Making identity portable in the cloud

Yesterday I had the opportunity to contribute to BrightTALK’s day-long Cloud Security Summit with a webcast called Making Identity Portable in the Cloud.

Some 30 live attendees were very patient with my Internet connection problems, meaning that the slides (large PDF) didn’t advance when they were supposed to and I couldn’t answer questions live. However the good folks at BrightTALK fixed up the recording to match the slides to the audio, and I thought I’d offer thoughts here on the questions raised.

“Framework provider – sounds suspiciously like an old CA (certificate authority) in the PKI world!
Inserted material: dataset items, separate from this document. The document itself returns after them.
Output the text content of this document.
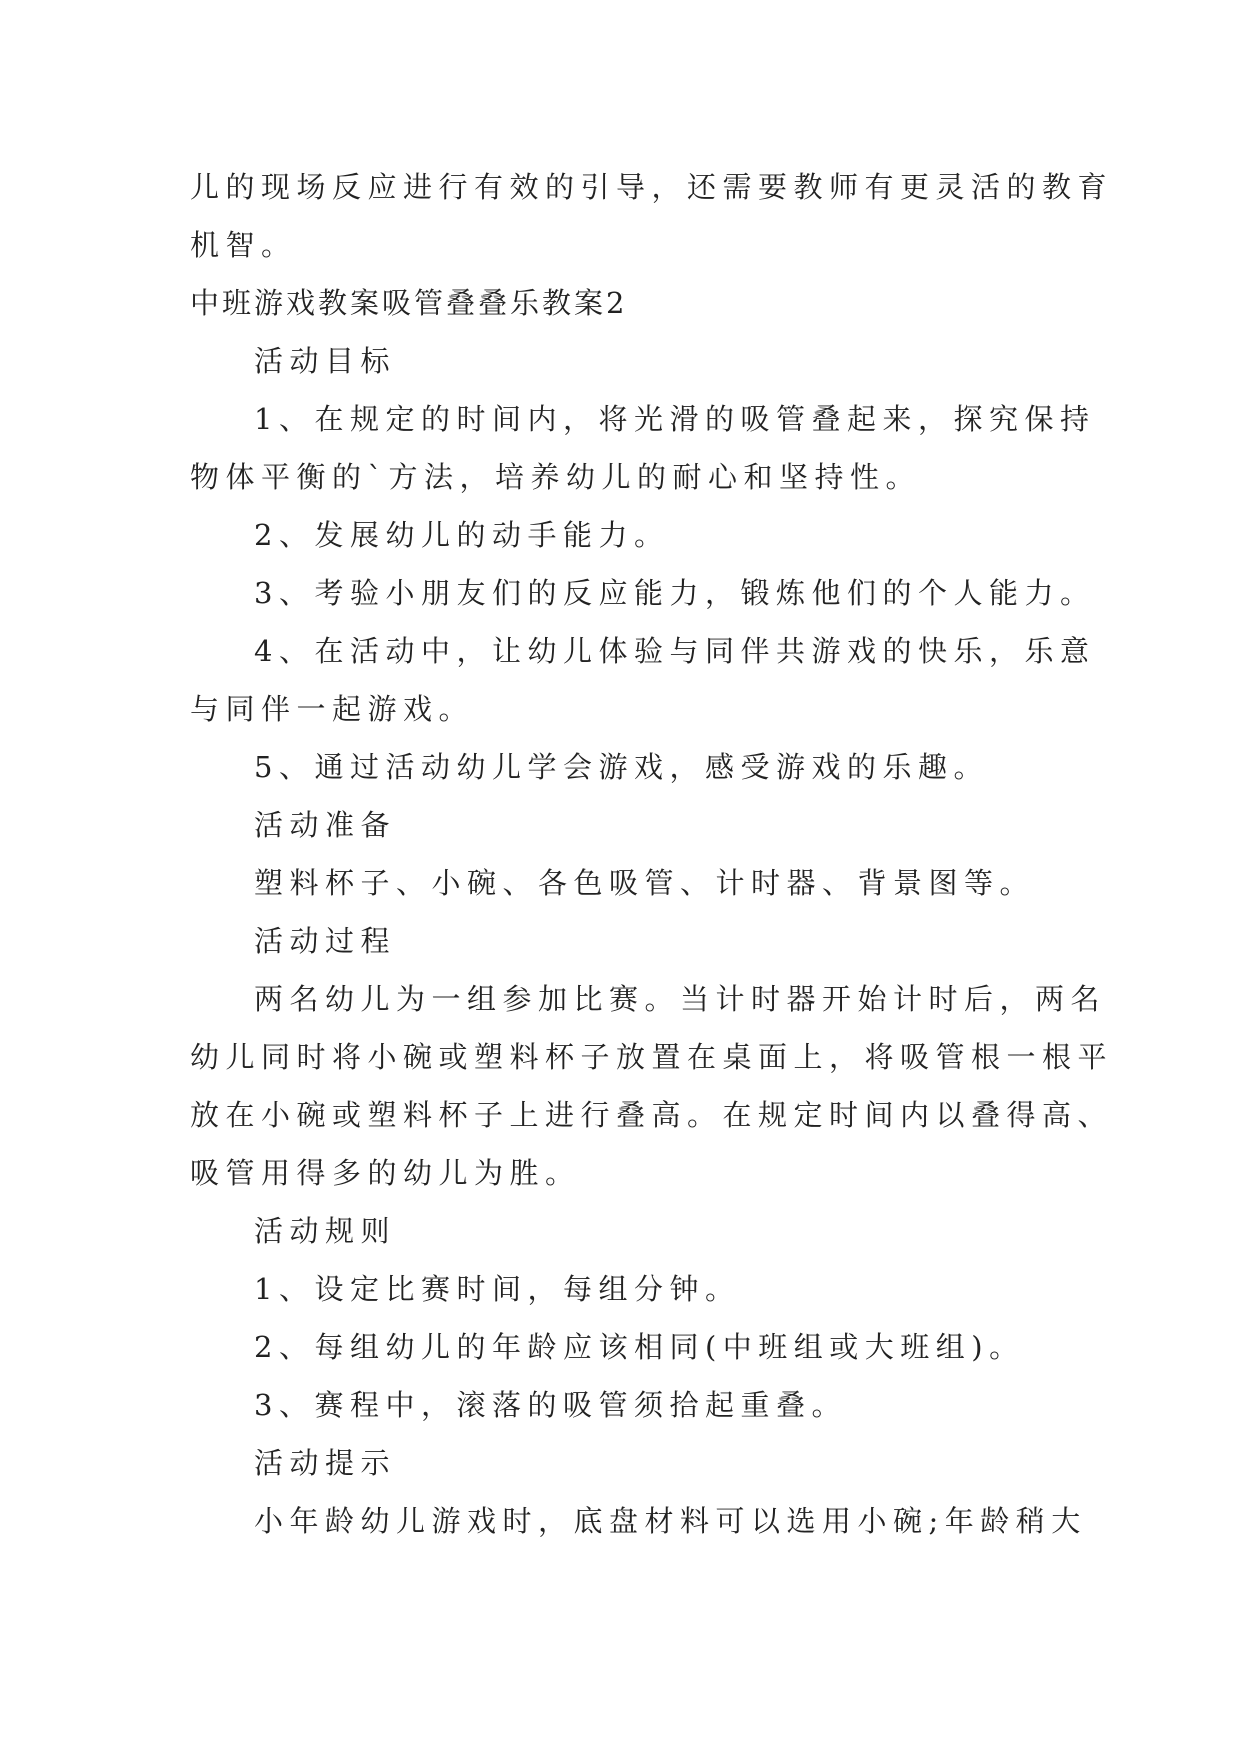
儿的现场反应进行有效的引导，还需要教师有更灵活的教育
机智。
中班游戏教案吸管叠叠乐教案2
活动目标
1、在规定的时间内，将光滑的吸管叠起来，探究保持
物体平衡的`方法，培养幼儿的耐心和坚持性。
2、发展幼儿的动手能力。
3、考验小朋友们的反应能力，锻炼他们的个人能力。
4、在活动中，让幼儿体验与同伴共游戏的快乐，乐意
与同伴一起游戏。
5、通过活动幼儿学会游戏，感受游戏的乐趣。
活动准备
塑料杯子、小碗、各色吸管、计时器、背景图等。
活动过程
两名幼儿为一组参加比赛。当计时器开始计时后，两名
幼儿同时将小碗或塑料杯子放置在桌面上，将吸管根一根平
放在小碗或塑料杯子上进行叠高。在规定时间内以叠得高、
吸管用得多的幼儿为胜。
活动规则
1、设定比赛时间，每组分钟。
2、每组幼儿的年龄应该相同(中班组或大班组)。
3、赛程中，滚落的吸管须拾起重叠。
活动提示
小年龄幼儿游戏时，底盘材料可以选用小碗;年龄稍大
Why not just call it a PKI legal framework?” Yeah, there’s nothing new under the sun. The circles of trust, federations, and trust frameworks I discussed share a heritage with the way PKIs are managed. But the newer versions have the benefit of lessons learned (compare the Federal Bridge and the Open Identity Solutions for Open Government initiative) and are starting to avail themselves of technologies that fit modern Web-scale tooling better (like the MDX metadata exchange work, and my new favorite toy, hostmeta). PKI is still quite often part of the picture, just not the whole picture.

“How about a biometric binding of the individual to the process and the requirement of separation of roles?” I get nervous about biometric authentication for many purposes because it binds to the bag of protoplasm and not the digital identity (and because some of the mechanisms are actually rather weak). If different roles and identities could be separated out appropriately and then mapped, that helps. But with looser coupling come costs and risks that have to be managed.
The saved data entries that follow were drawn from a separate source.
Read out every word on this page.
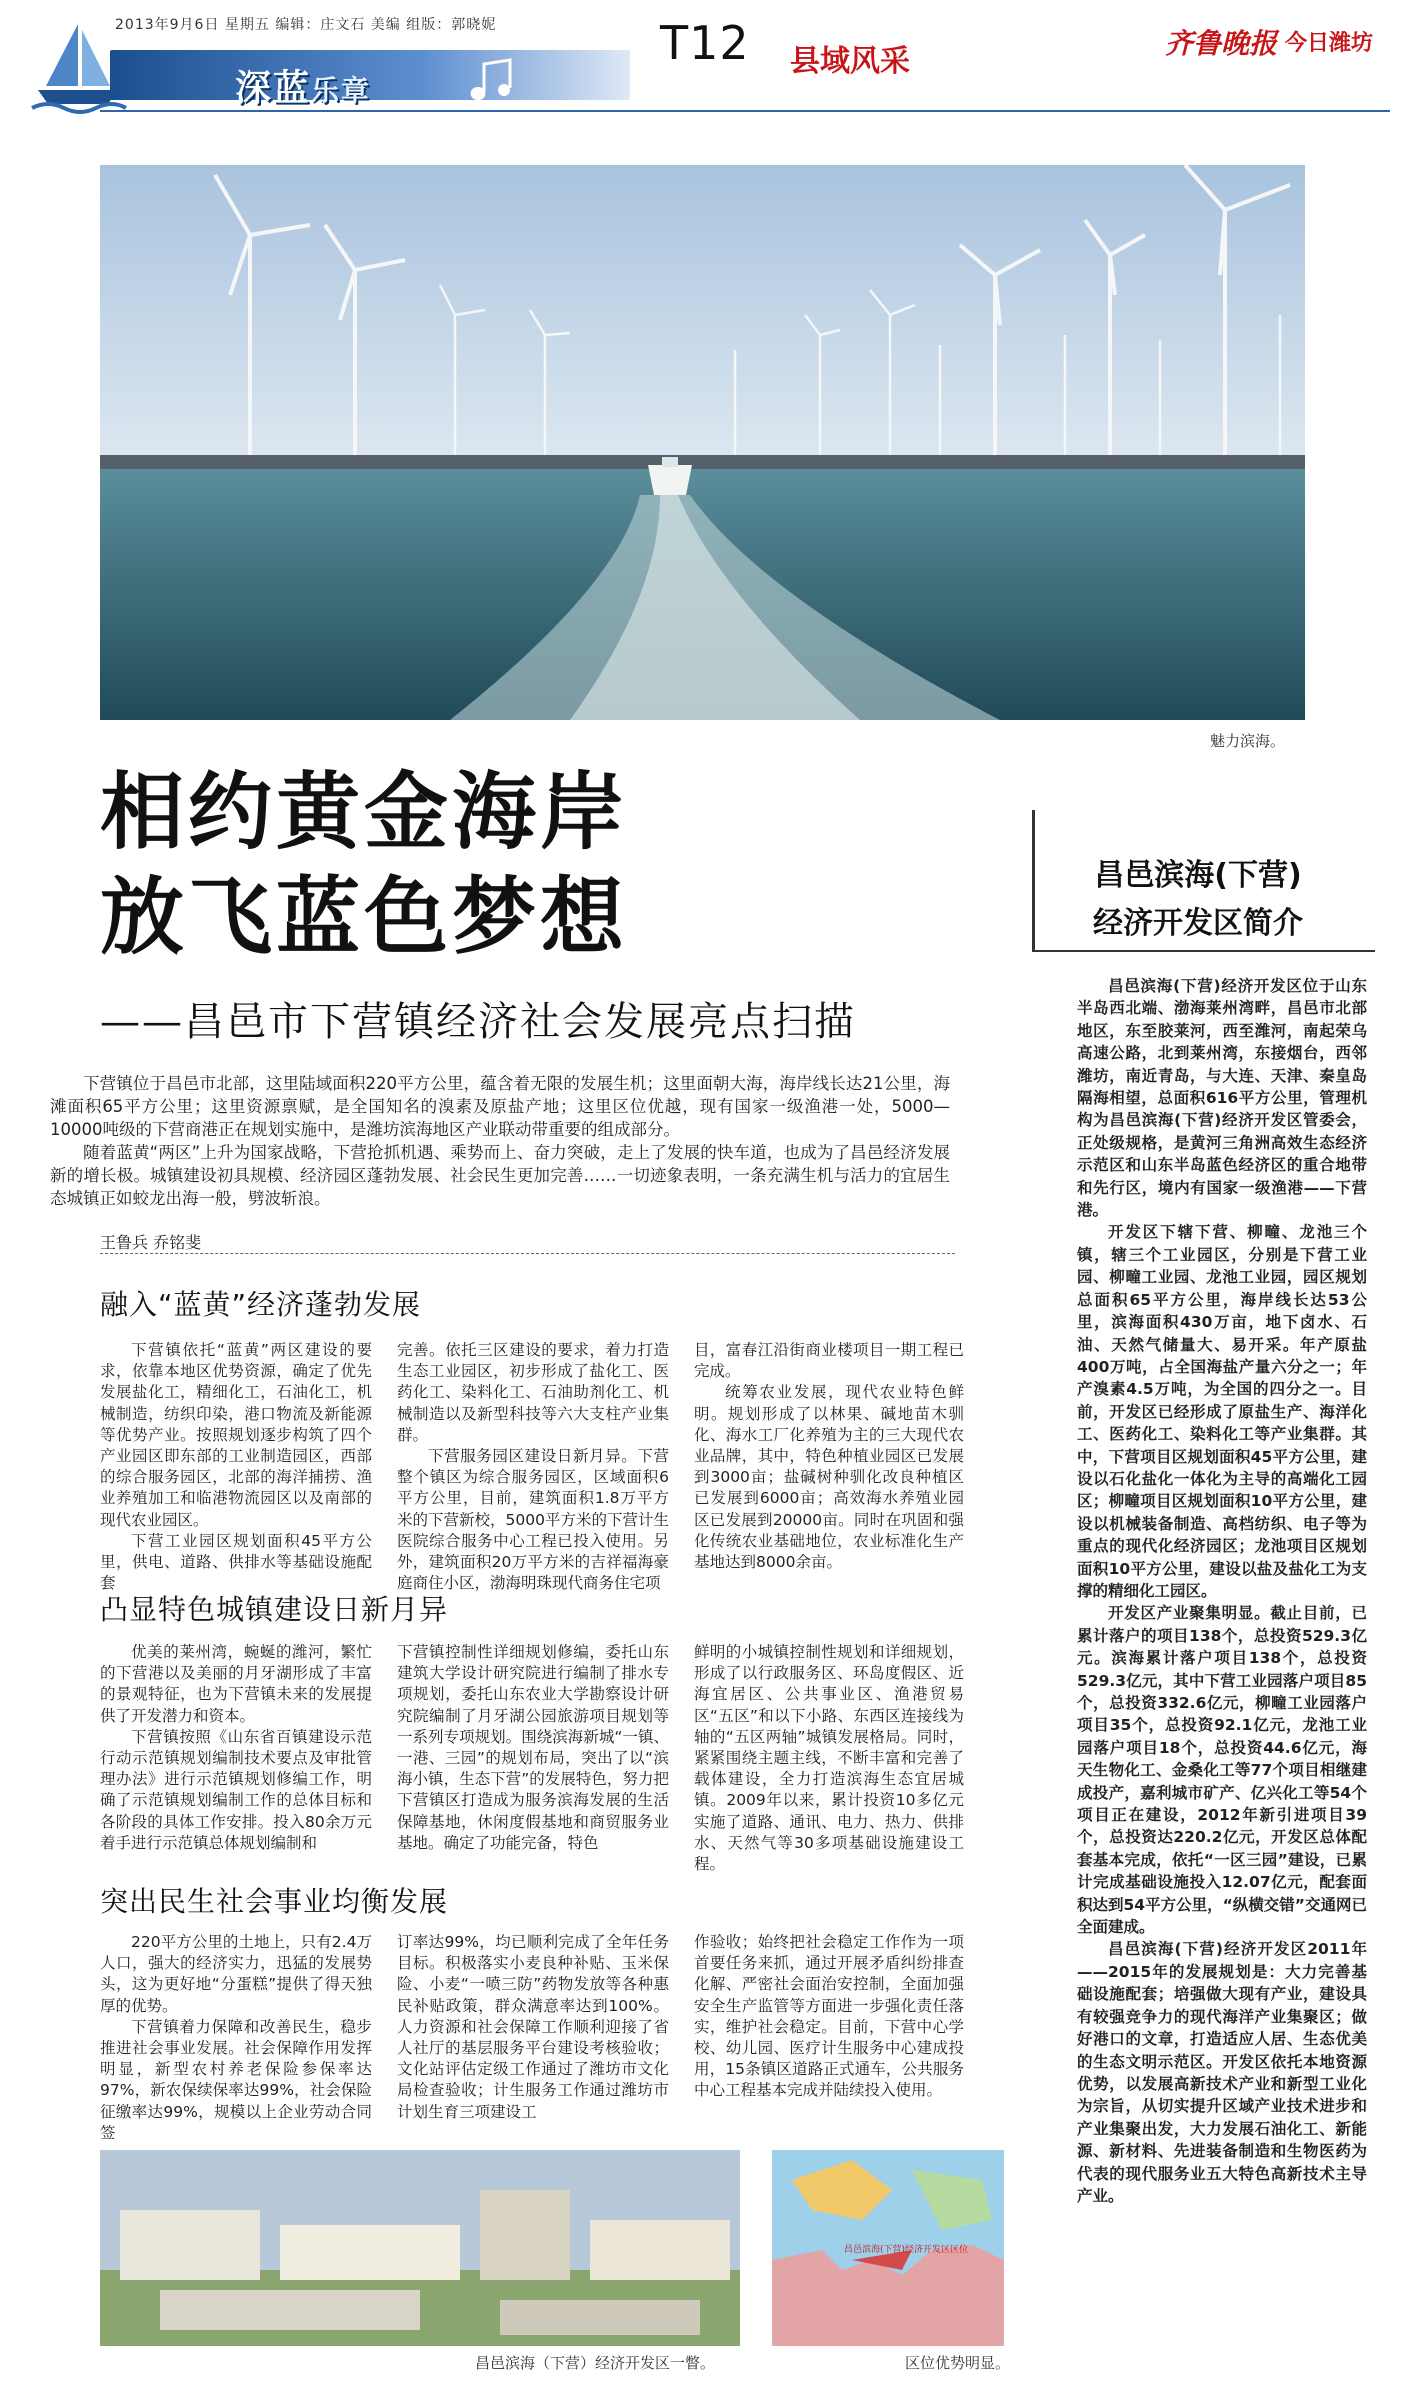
2013年9月6日 星期五 编辑：庄文石 美编 组版：郭晓妮
深蓝乐章
T12 县域风采
齐鲁晚报 今日潍坊
魅力滨海。
相约黄金海岸
放飞蓝色梦想
——昌邑市下营镇经济社会发展亮点扫描
下营镇位于昌邑市北部，这里陆域面积220平方公里，蕴含着无限的发展生机；这里面朝大海，海岸线长达21公里，海滩面积65平方公里；这里资源禀赋，是全国知名的溴素及原盐产地；这里区位优越，现有国家一级渔港一处，5000—10000吨级的下营商港正在规划实施中，是潍坊滨海地区产业联动带重要的组成部分。
随着蓝黄“两区”上升为国家战略，下营抢抓机遇、乘势而上、奋力突破，走上了发展的快车道，也成为了昌邑经济发展新的增长极。城镇建设初具规模、经济园区蓬勃发展、社会民生更加完善……一切迹象表明，一条充满生机与活力的宜居生态城镇正如蛟龙出海一般，劈波斩浪。
王鲁兵 乔铭斐
融入“蓝黄”经济蓬勃发展

下营镇依托“蓝黄”两区建设的要求，依靠本地区优势资源，确定了优先发展盐化工，精细化工，石油化工，机械制造，纺织印染，港口物流及新能源等优势产业。按照规划逐步构筑了四个产业园区即东部的工业制造园区，西部的综合服务园区，北部的海洋捕捞、渔业养殖加工和临港物流园区以及南部的现代农业园区。

下营工业园区规划面积45平方公里，供电、道路、供排水等基础设施配套

完善。依托三区建设的要求，着力打造生态工业园区，初步形成了盐化工、医药化工、染料化工、石油助剂化工、机械制造以及新型科技等六大支柱产业集群。

下营服务园区建设日新月异。下营整个镇区为综合服务园区，区域面积6平方公里，目前，建筑面积1.8万平方米的下营新校，5000平方米的下营计生医院综合服务中心工程已投入使用。另外，建筑面积20万平方米的吉祥福海豪庭商住小区，渤海明珠现代商务住宅项

目，富春江沿街商业楼项目一期工程已完成。

统筹农业发展，现代农业特色鲜明。规划形成了以林果、碱地苗木驯化、海水工厂化养殖为主的三大现代农业品牌，其中，特色种植业园区已发展到3000亩；盐碱树种驯化改良种植区已发展到6000亩；高效海水养殖业园区已发展到20000亩。同时在巩固和强化传统农业基础地位，农业标准化生产基地达到8000余亩。

凸显特色城镇建设日新月异

优美的莱州湾，蜿蜒的潍河，繁忙的下营港以及美丽的月牙湖形成了丰富的景观特征，也为下营镇未来的发展提供了开发潜力和资本。

下营镇按照《山东省百镇建设示范行动示范镇规划编制技术要点及审批管理办法》进行示范镇规划修编工作，明确了示范镇规划编制工作的总体目标和各阶段的具体工作安排。投入80余万元着手进行示范镇总体规划编制和

下营镇控制性详细规划修编，委托山东建筑大学设计研究院进行编制了排水专项规划，委托山东农业大学勘察设计研究院编制了月牙湖公园旅游项目规划等一系列专项规划。围绕滨海新城“一镇、一港、三园”的规划布局，突出了以“滨海小镇，生态下营”的发展特色，努力把下营镇区打造成为服务滨海发展的生活保障基地，休闲度假基地和商贸服务业基地。确定了功能完备，特色

鲜明的小城镇控制性规划和详细规划，形成了以行政服务区、环岛度假区、近海宜居区、公共事业区、渔港贸易区“五区”和以下小路、东西区连接线为轴的“五区两轴”城镇发展格局。同时，紧紧围绕主题主线，不断丰富和完善了载体建设，全力打造滨海生态宜居城镇。2009年以来，累计投资10多亿元实施了道路、通讯、电力、热力、供排水、天然气等30多项基础设施建设工程。

突出民生社会事业均衡发展

220平方公里的土地上，只有2.4万人口，强大的经济实力，迅猛的发展势头，这为更好地“分蛋糕”提供了得天独厚的优势。

下营镇着力保障和改善民生，稳步推进社会事业发展。社会保障作用发挥明显，新型农村养老保险参保率达97%，新农保续保率达99%，社会保险征缴率达99%，规模以上企业劳动合同签

订率达99%，均已顺利完成了全年任务目标。积极落实小麦良种补贴、玉米保险、小麦“一喷三防”药物发放等各种惠民补贴政策，群众满意率达到100%。人力资源和社会保障工作顺利迎接了省人社厅的基层服务平台建设考核验收；文化站评估定级工作通过了潍坊市文化局检查验收；计生服务工作通过潍坊市计划生育三项建设工

作验收；始终把社会稳定工作作为一项首要任务来抓，通过开展矛盾纠纷排查化解、严密社会面治安控制，全面加强安全生产监管等方面进一步强化责任落实，维护社会稳定。目前，下营中心学校、幼儿园、医疗计生服务中心建成投用，15条镇区道路正式通车，公共服务中心工程基本完成并陆续投入使用。

昌邑滨海(下营)
经济开发区简介

昌邑滨海(下营)经济开发区位于山东半岛西北端、渤海莱州湾畔，昌邑市北部地区，东至胶莱河，西至潍河，南起荣乌高速公路，北到莱州湾，东接烟台，西邻潍坊，南近青岛，与大连、天津、秦皇岛隔海相望，总面积616平方公里，管理机构为昌邑滨海(下营)经济开发区管委会，正处级规格，是黄河三角洲高效生态经济示范区和山东半岛蓝色经济区的重合地带和先行区，境内有国家一级渔港——下营港。

开发区下辖下营、柳疃、龙池三个镇，辖三个工业园区，分别是下营工业园、柳疃工业园、龙池工业园，园区规划总面积65平方公里，海岸线长达53公里，滨海面积430万亩，地下卤水、石油、天然气储量大、易开采。年产原盐400万吨，占全国海盐产量六分之一；年产溴素4.5万吨，为全国的四分之一。目前，开发区已经形成了原盐生产、海洋化工、医药化工、染料化工等产业集群。其中，下营项目区规划面积45平方公里，建设以石化盐化一体化为主导的高端化工园区；柳疃项目区规划面积10平方公里，建设以机械装备制造、高档纺织、电子等为重点的现代化经济园区；龙池项目区规划面积10平方公里，建设以盐及盐化工为支撑的精细化工园区。

开发区产业聚集明显。截止目前，已累计落户的项目138个，总投资529.3亿元。滨海累计落户项目138个，总投资529.3亿元，其中下营工业园落户项目85个，总投资332.6亿元，柳疃工业园落户项目35个，总投资92.1亿元，龙池工业园落户项目18个，总投资44.6亿元，海天生物化工、金桑化工等77个项目相继建成投产，嘉利城市矿产、亿兴化工等54个项目正在建设，2012年新引进项目39个，总投资达220.2亿元，开发区总体配套基本完成，依托“一区三园”建设，已累计完成基础设施投入12.07亿元，配套面积达到54平方公里，“纵横交错”交通网已全面建成。

昌邑滨海(下营)经济开发区2011年——2015年的发展规划是：大力完善基础设施配套；培强做大现有产业，建设具有较强竞争力的现代海洋产业集聚区；做好港口的文章，打造适应人居、生态优美的生态文明示范区。开发区依托本地资源优势，以发展高新技术产业和新型工业化为宗旨，从切实提升区域产业技术进步和产业集聚出发，大力发展石油化工、新能源、新材料、先进装备制造和生物医药为代表的现代服务业五大特色高新技术主导产业。

昌邑滨海（下营）经济开发区一瞥。
昌邑滨海(下营)经济开发区区位
区位优势明显。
“LDAP, AD, bespoke, or a combination?” Interestingly, this topic was hot at the recent Cloud Identity Summit (a F2F event, unlike the BrightTALK one). My belief is that some of today’s tiny companies are going to outsource all their corporate functions to SaaS applications; they will thrive on RESTfulness, NoSQL, and eventual consistency; and some will grow large, never having touched traditional directory technology. I suspect this idea is why Microsoft showed up and started talking about what’s coming after AD and touting OData as the answer. (Though in an OData/GData deathmatch, I’d probably bet on the latter…)

Thanks to all who attended, and keep those cards and letters coming.